I'm working on the initial set up of splunk single instance on prem and I haven't been able to get data in yet. I have installed the universal forwarder on 2 windows servers and installed the add on for windows on those servers. I get this message in the monitoring console.
|ulimits.data_segment_size (current / recommended)||ulimits.open_files (current / recommended)||ulimits.user_processes (current / recommended)|
|-1||4096 / 64000||47318 / 16000|
Then when I log onto the Cent OS server and look at ulimits and they are set as the recommended minimum values.
How can I get the Splunk web to recognize how these settings are set on the server?
Can you try restarting the server?
I rebooted the server and still seeing the same messages in splunk web.
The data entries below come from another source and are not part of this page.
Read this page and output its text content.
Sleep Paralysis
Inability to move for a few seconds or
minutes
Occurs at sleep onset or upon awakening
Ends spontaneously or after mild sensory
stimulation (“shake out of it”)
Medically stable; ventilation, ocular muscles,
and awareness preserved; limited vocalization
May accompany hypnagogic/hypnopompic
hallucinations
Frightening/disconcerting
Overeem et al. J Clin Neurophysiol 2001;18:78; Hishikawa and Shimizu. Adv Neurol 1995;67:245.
Do I need to also change these settings from the link you sent?
Set limits using the /etc/systemd configuration files
I added these lines at the end of the /etc/security/limits.conf on the root profile, I'm still getting the same message.
I didn't configure splunk to run on the systemd, so I didn't add those other settings.
This is how the bottom of the file looks, I'm not sure if these are entered correctly.
did you configured ulimit in /etc/security/limits.conf ?
if not, you have to insert at the end of this file:
root hard nofile 64000 root soft nofile 64000
then exit from the user or restart Splunk.
I believe I added those two lines to the end of the /etc/security/limits.conf correctly
I saved this and restarted splunk and am still getting the same message about ulimits.